Deve a grande arte ser acessível?

Pensando em Tolstói, leio dezenas de páginas de Valéry sobre Mallarmé. Digo: pensando nas severas críticas de Tolstói a este último e seus pares simbolistas. Diz Tolstói que a grande arte deve ser acessível e universal, e portanto artistas obscuros como Mallarmé pervertem e falsificam a arte. Segundo Valéry, Mallarmé foi o responsável por “introduzir na arte a obrigação do esforço de espírito”, e artistas como ele destacam-se por criar valor e beleza do vazio. Que dizer? Lamentavelmente, e o cotidiano só faz corroborar, a sensibilidade artística não foi distribuída de forma universal, como julga Tolstói. O mestre e seus mujiques… Acessível não pode ser critério qualitativo de uma obra artística, do contrário seria subordiná-la ao público. Vale o que diz um analfabeto sobre a qualidade de um livro? O valor de uma obra nada tem que ver com quem a recebe. Bilhões viveram e vivem despegados de qualquer contato com a arte, a maioria das cidades não possui um teatro ou uma orquestra ativa e decente: a arte, hoje, está reduzida ao supérfluo, não é vista senão como entretenimento. Isso, é claro, pela maioria, a mesma maioria cuja ascensão subverteu e praticamente aniquilou a função social real da arte. Uma grande obra artística, potente e sincera, geralmente só é contemplada por um público seleto, porque os demais tampouco se lhe interessam. Perde a arte? É claro que não… Contudo, faz-se necessário expurgar da mente a noção de que o coletivo é o árbitro soberano: a nível individual, a arte continuará sendo o que sempre foi. Em verdade, o saldo é bem positivo. O mundo é melhor quando a grande arte não se entrega a preguiçosos nem serve de passatempo a idiotas.

O risco de não enxergar o óbvio

A mente analítica, conquanto dotada de grande talento em dar profundidade ao objeto analisado, esmiuçá-lo, encontra dificuldades em visualizá-lo em ambiente dinâmico, interligado e em movimento. De um lado, a facilidade em penetrar e captar a essência das coisas; doutro, a dificuldade em visualizar o conjunto. Resumir ou, por outra, delinear superficialmente é o que essa mente recusa, privando a si mesma de uma visão panorâmica e frequentemente esclarecedora. A necessidade de isolar e aprofundar sempre, além de acarretar muito esforço inútil, pode privá-la de enxergar o essencial.

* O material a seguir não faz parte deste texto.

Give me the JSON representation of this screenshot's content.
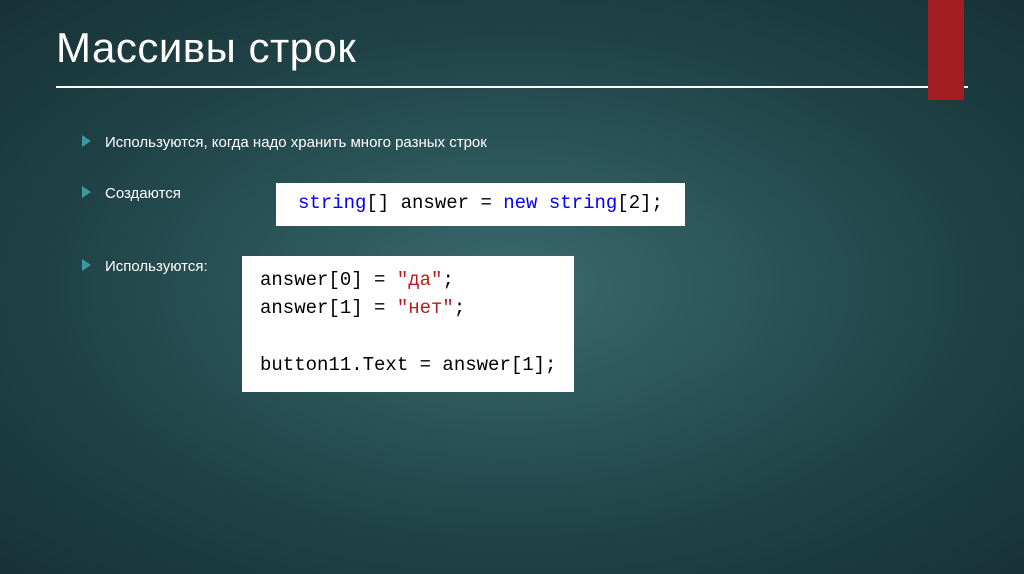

Ode marítima, de Fernando Pessoa

Que dizer desta Ode marítima? Sem dúvida, a rajada mais potente de uma obra brilhante. Fernando Pessoa, mestre na sutileza poética, na capacidade de deixar no ar o sentido de seus versos, de estimular interpretações ao infinito, de criar um ambiente reflexivo, místico, intrigante e contraditório, de representar com meticulosidade manifestações as mais diversas, faz estourar nessa Ode marítima a sua dimensão mais viva, levando-a ao extremo da euforia. Estruturalmente, uma construção dramática perfeita, uma progressão cujo cume é o êxtase completo e o desfecho retorna ao estado reflexivo inicial, carregando-o de emoção. Tecnicamente, vistosa influência de Walt Whitman, num quase esgotamento de imagens e gatilhos a fim de engendrar com plenitude a atmosfera desejada. O poema cresce e o leitor arrepia, sente-lhe o sangue esquentar, experimenta picos de adrenalina. Extremos fortíssimos, imagens penetrantes em vocábulos que parecem alvoroçados no papel. Quantas obras suscitam parecido? Essa Ode marítima, poema talvez sem par na literatura universal, é a prova de que o gênio Fernando Pessoa está entre os maiores artistas de todos os tempos.